The Imperial Iranian Navy renamed her Imperial Iranian Ship (IIS) Kousseh (SS 101), meaning "Shark". Her Iranian crew took control of her at New London in December 1978, but abandoned her there in March 1979 following the Iranian Revolution. Kousseh was returned to Philadelphia, where she languished for many years while the United States resolved financial matters related to her abortive transfer to Iran.

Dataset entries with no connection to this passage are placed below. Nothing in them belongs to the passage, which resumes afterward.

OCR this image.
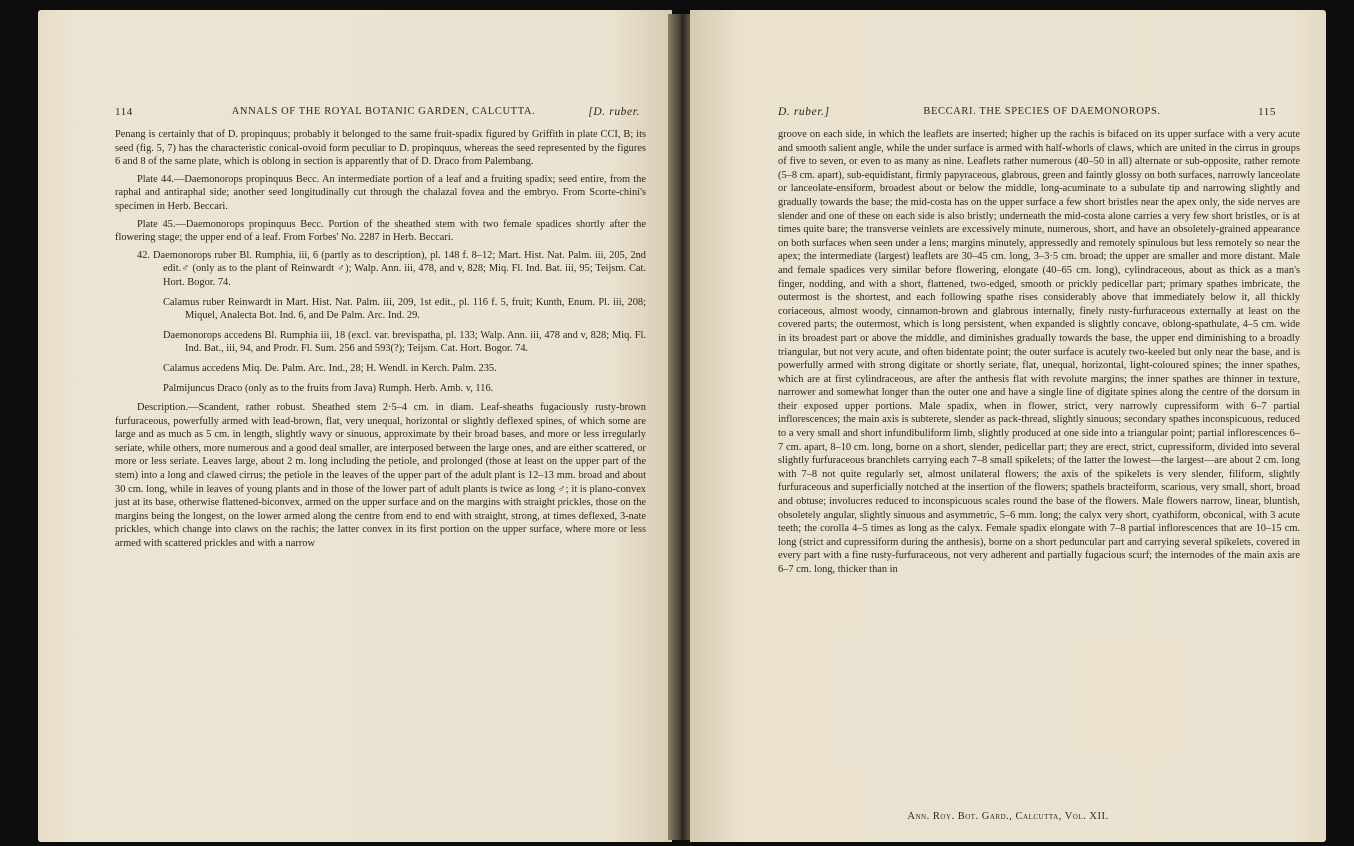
114	ANNALS OF THE ROYAL BOTANIC GARDEN, CALCUTTA.	[D. ruber.

Penang is certainly that of D. propinquus; probably it belonged to the same fruit-spadix figured by Griffith in plate CCI, B; its seed (fig. 5, 7) has the characteristic conical-ovoid form peculiar to D. propinquus, whereas the seed represented by the figures 6 and 8 of the same plate, which is oblong in section is apparently that of D. Draco from Palembang.

Plate 44.—Daemonorops propinquus Becc. An intermediate portion of a leaf and a fruiting spadix; seed entire, from the raphal and antiraphal side; another seed longitudinally cut through the chalazal fovea and the embryo. From Scorte-chini's specimen in Herb. Beccari.

Plate 45.—Daemonorops propinquus Becc. Portion of the sheathed stem with two female spadices shortly after the flowering stage; the upper end of a leaf. From Forbes' No. 2287 in Herb. Beccari.

42. Daemonorops ruber Bl. Rumphia, iii, 6 (partly as to description), pl. 148 f. 8–12; Mart. Hist. Nat. Palm. iii, 205, 2nd edit.♂ (only as to the plant of Reinwardt ♂); Walp. Ann. iii, 478, and v, 828; Miq. Fl. Ind. Bat. iii, 95; Teijsm. Cat. Hort. Bogor. 74.

Calamus ruber Reinwardt in Mart. Hist. Nat. Palm. iii, 209, 1st edit., pl. 116 f. 5, fruit; Kunth, Enum. Pl. iii, 208; Miquel, Analecta Bot. Ind. 6, and De Palm. Arc. Ind. 29.

Daemonorops accedens Bl. Rumphia iii, 18 (excl. var. brevispatha, pl. 133; Walp. Ann. iii, 478 and v, 828; Miq. Fl. Ind. Bat., iii, 94, and Prodr. Fl. Sum. 256 and 593(?); Teijsm. Cat. Hort. Bogor. 74.

Calamus accedens Miq. De. Palm. Arc. Ind., 28; H. Wendl. in Kerch. Palm. 235.

Palmijuncus Draco (only as to the fruits from Java) Rumph. Herb. Amb. v, 116.

Description.—Scandent, rather robust. Sheathed stem 2·5–4 cm. in diam. Leaf-sheaths fugaciously rusty-brown furfuraceous, powerfully armed with lead-brown, flat, very unequal, horizontal or slightly deflexed spines, of which some are large and as much as 5 cm. in length, slightly wavy or sinuous, approximate by their broad bases, and more or less irregularly seriate, while others, more numerous and a good deal smaller, are interposed between the large ones, and are either scattered, or more or less seriate. Leaves large, about 2 m. long including the petiole, and prolonged (those at least on the upper part of the stem) into a long and clawed cirrus; the petiole in the leaves of the upper part of the adult plant is 12–13 mm. broad and about 30 cm. long, while in leaves of young plants and in those of the lower part of adult plants is twice as long ♂; it is plano-convex just at its base, otherwise flattened-biconvex, armed on the upper surface and on the margins with straight prickles, those on the margins being the longest, on the lower armed along the centre from end to end with straight, strong, at times deflexed, 3-nate prickles, which change into claws on the rachis; the latter convex in its first portion on the upper surface, where more or less armed with scattered prickles and with a narrow

D. ruber.]	BECCARI. THE SPECIES OF DAEMONOROPS.	115

groove on each side, in which the leaflets are inserted; higher up the rachis is bifaced on its upper surface with a very acute and smooth salient angle, while the under surface is armed with half-whorls of claws, which are united in the cirrus in groups of five to seven, or even to as many as nine. Leaflets rather numerous (40–50 in all) alternate or sub-opposite, rather remote (5–8 cm. apart), sub-equidistant, firmly papyraceous, glabrous, green and faintly glossy on both surfaces, narrowly lanceolate or lanceolate-ensiform, broadest about or below the middle, long-acuminate to a subulate tip and narrowing slightly and gradually towards the base; the mid-costa has on the upper surface a few short bristles near the apex only, the side nerves are slender and one of these on each side is also bristly; underneath the mid-costa alone carries a very few short bristles, or is at times quite bare; the transverse veinlets are excessively minute, numerous, short, and have an obsoletely-grained appearance on both surfaces when seen under a lens; margins minutely, appressedly and remotely spinulous but less remotely so near the apex; the intermediate (largest) leaflets are 30–45 cm. long, 3–3·5 cm. broad; the upper are smaller and more distant. Male and female spadices very similar before flowering, elongate (40–65 cm. long), cylindraceous, about as thick as a man's finger, nodding, and with a short, flattened, two-edged, smooth or prickly pedicellar part; primary spathes imbricate, the outermost is the shortest, and each following spathe rises considerably above that immediately below it, all thickly coriaceous, almost woody, cinnamon-brown and glabrous internally, finely rusty-furfuraceous externally at least on the covered parts; the outermost, which is long persistent, when expanded is slightly concave, oblong-spathulate, 4–5 cm. wide in its broadest part or above the middle, and diminishes gradually towards the base, the upper end diminishing to a broadly triangular, but not very acute, and often bidentate point; the outer surface is acutely two-keeled but only near the base, and is powerfully armed with strong digitate or shortly seriate, flat, unequal, horizontal, light-coloured spines; the inner spathes, which are at first cylindraceous, are after the anthesis flat with revolute margins; the inner spathes are thinner in texture, narrower and somewhat longer than the outer one and have a single line of digitate spines along the centre of the dorsum in their exposed upper portions. Male spadix, when in flower, strict, very narrowly cupressiform with 6–7 partial inflorescences; the main axis is subterete, slender as pack-thread, slightly sinuous; secondary spathes inconspicuous, reduced to a very small and short infundibuliform limb, slightly produced at one side into a triangular point; partial inflorescences 6–7 cm. apart, 8–10 cm. long, borne on a short, slender, pedicellar part; they are erect, strict, cupressiform, divided into several slightly furfuraceous branchlets carrying each 7–8 small spikelets; of the latter the lowest—the largest—are about 2 cm. long with 7–8 not quite regularly set, almost unilateral flowers; the axis of the spikelets is very slender, filiform, slightly furfuraceous and superficially notched at the insertion of the flowers; spathels bracteiform, scarious, very small, short, broad and obtuse; involucres reduced to inconspicuous scales round the base of the flowers. Male flowers narrow, linear, bluntish, obsoletely angular, slightly sinuous and asymmetric, 5–6 mm. long; the calyx very short, cyathiform, obconical, with 3 acute teeth; the corolla 4–5 times as long as the calyx. Female spadix elongate with 7–8 partial inflorescences that are 10–15 cm. long (strict and cupressiform during the anthesis), borne on a short peduncular part and carrying several spikelets, covered in every part with a fine rusty-furfuraceous, not very adherent and partially fugacious scurf; the internodes of the main axis are 6–7 cm. long, thicker than in

Ann. Roy. Bot. Gard., Calcutta, Vol. XII.
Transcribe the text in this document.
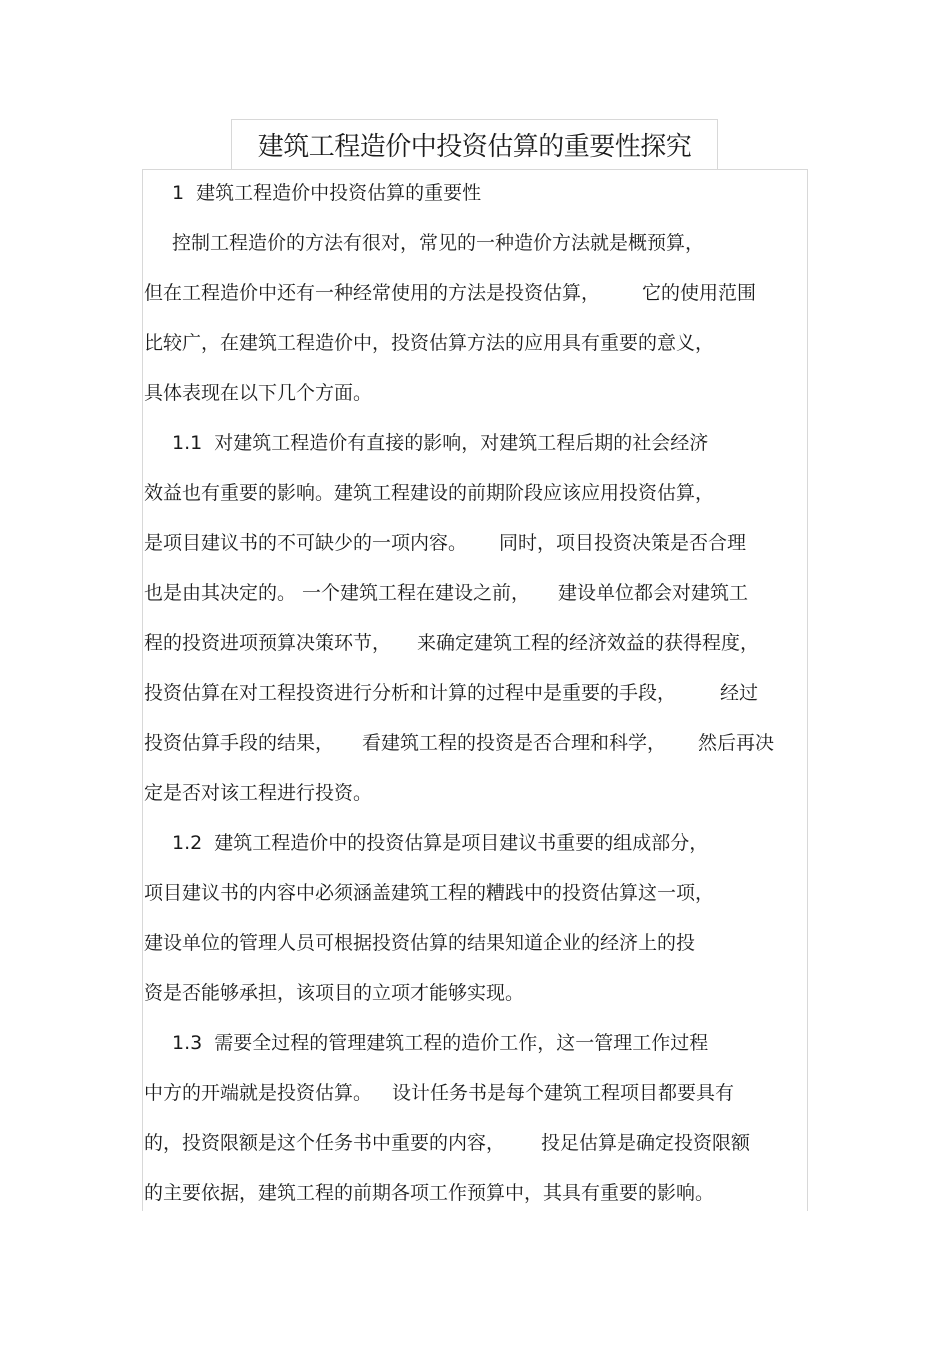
建筑工程造价中投资估算的重要性探究
1  建筑工程造价中投资估算的重要性
控制工程造价的方法有很对，常见的一种造价方法就是概预算，
但在工程造价中还有一种经常使用的方法是投资估算， 它的使用范围
比较广，在建筑工程造价中，投资估算方法的应用具有重要的意义，
具体表现在以下几个方面。
1.1  对建筑工程造价有直接的影响，对建筑工程后期的社会经济
效益也有重要的影响。建筑工程建设的前期阶段应该应用投资估算，
是项目建议书的不可缺少的一项内容。 同时，项目投资决策是否合理
也是由其决定的。 一个建筑工程在建设之前， 建设单位都会对建筑工
程的投资进项预算决策环节， 来确定建筑工程的经济效益的获得程度，
投资估算在对工程投资进行分析和计算的过程中是重要的手段， 经过
投资估算手段的结果， 看建筑工程的投资是否合理和科学， 然后再决
定是否对该工程进行投资。
1.2  建筑工程造价中的投资估算是项目建议书重要的组成部分，
项目建议书的内容中必须涵盖建筑工程的糟践中的投资估算这一项，
建设单位的管理人员可根据投资估算的结果知道企业的经济上的投
资是否能够承担，该项目的立项才能够实现。
1.3  需要全过程的管理建筑工程的造价工作，这一管理工作过程
中方的开端就是投资估算。 设计任务书是每个建筑工程项目都要具有
的，投资限额是这个任务书中重要的内容， 投足估算是确定投资限额
的主要依据，建筑工程的前期各项工作预算中，其具有重要的影响。
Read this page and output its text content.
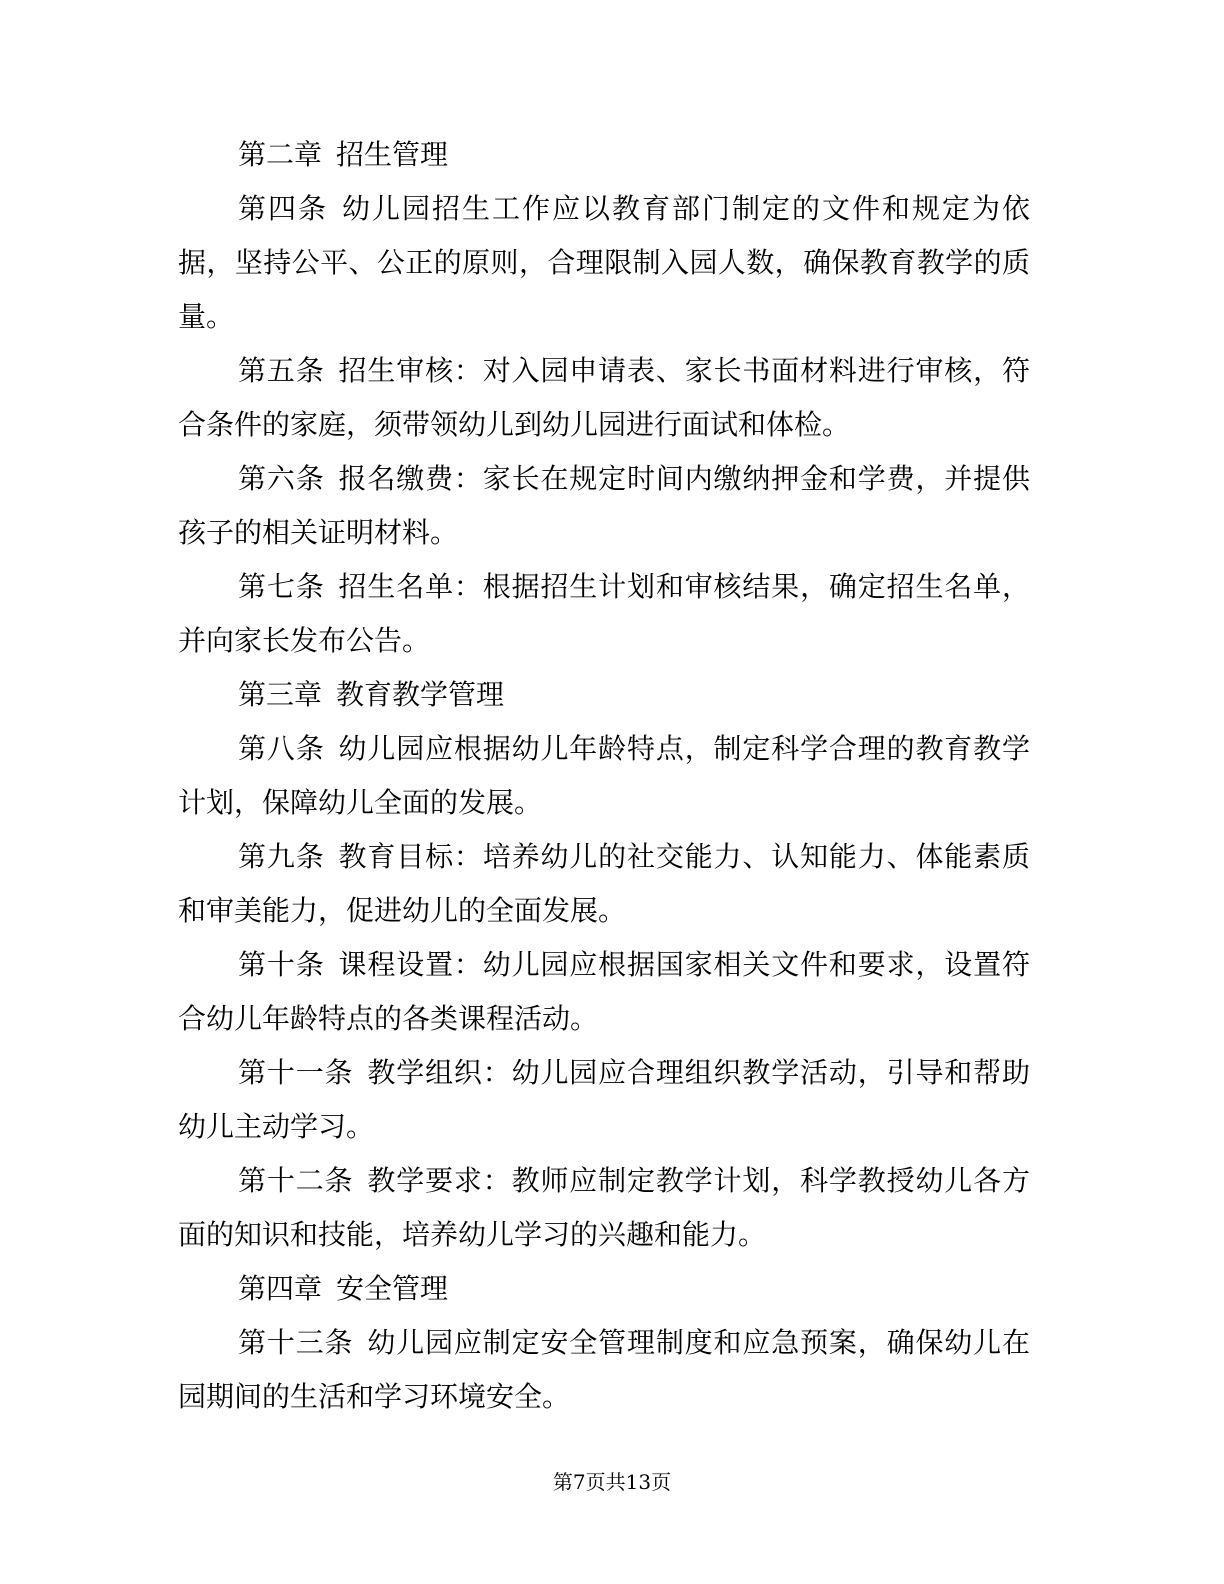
第二章 招生管理

第四条 幼儿园招生工作应以教育部门制定的文件和规定为依据，坚持公平、公正的原则，合理限制入园人数，确保教育教学的质量。

第五条 招生审核：对入园申请表、家长书面材料进行审核，符合条件的家庭，须带领幼儿到幼儿园进行面试和体检。

第六条 报名缴费：家长在规定时间内缴纳押金和学费，并提供孩子的相关证明材料。

第七条 招生名单：根据招生计划和审核结果，确定招生名单，并向家长发布公告。

第三章 教育教学管理

第八条 幼儿园应根据幼儿年龄特点，制定科学合理的教育教学计划，保障幼儿全面的发展。

第九条 教育目标：培养幼儿的社交能力、认知能力、体能素质和审美能力，促进幼儿的全面发展。

第十条 课程设置：幼儿园应根据国家相关文件和要求，设置符合幼儿年龄特点的各类课程活动。

第十一条 教学组织：幼儿园应合理组织教学活动，引导和帮助幼儿主动学习。

第十二条 教学要求：教师应制定教学计划，科学教授幼儿各方面的知识和技能，培养幼儿学习的兴趣和能力。

第四章 安全管理

第十三条 幼儿园应制定安全管理制度和应急预案，确保幼儿在园期间的生活和学习环境安全。

第7页共13页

==Return to U.S. custody and later use==
Kousseh finally was returned officially to U.S. custody in 1992. She was sold at scrap value to the U.S. Navy's Program Executive Office for Undersea Warfare in 1994. She was towed by the tugboat Puma from the Massachusetts Towing Company and moored at Pier 2 at the Naval Station in Newport, Rhode Island. She was then acquired by the Naval Air Warfare Center Aircraft Division Key West Detachment at Key West, Florida, for use by the Naval Air Systems Command Marine and Targets Detachment as a remotely controlled submersible sonar target ship, as an underwater acoustic target for antisubmarine warfare research and development, in operational testing, and for training.

==Disposal==
After completing that service, she was towed to the Naval Inactive Ship Maintenance Facility at Philadelphia, where the U.S. Navy held her for donation to a museum, but all preservation efforts failed. In May 2008 Esco Marine of Brownsville, Texas, was awarded a contract to scrap her, and her scrapping was completed on 27 February 2009.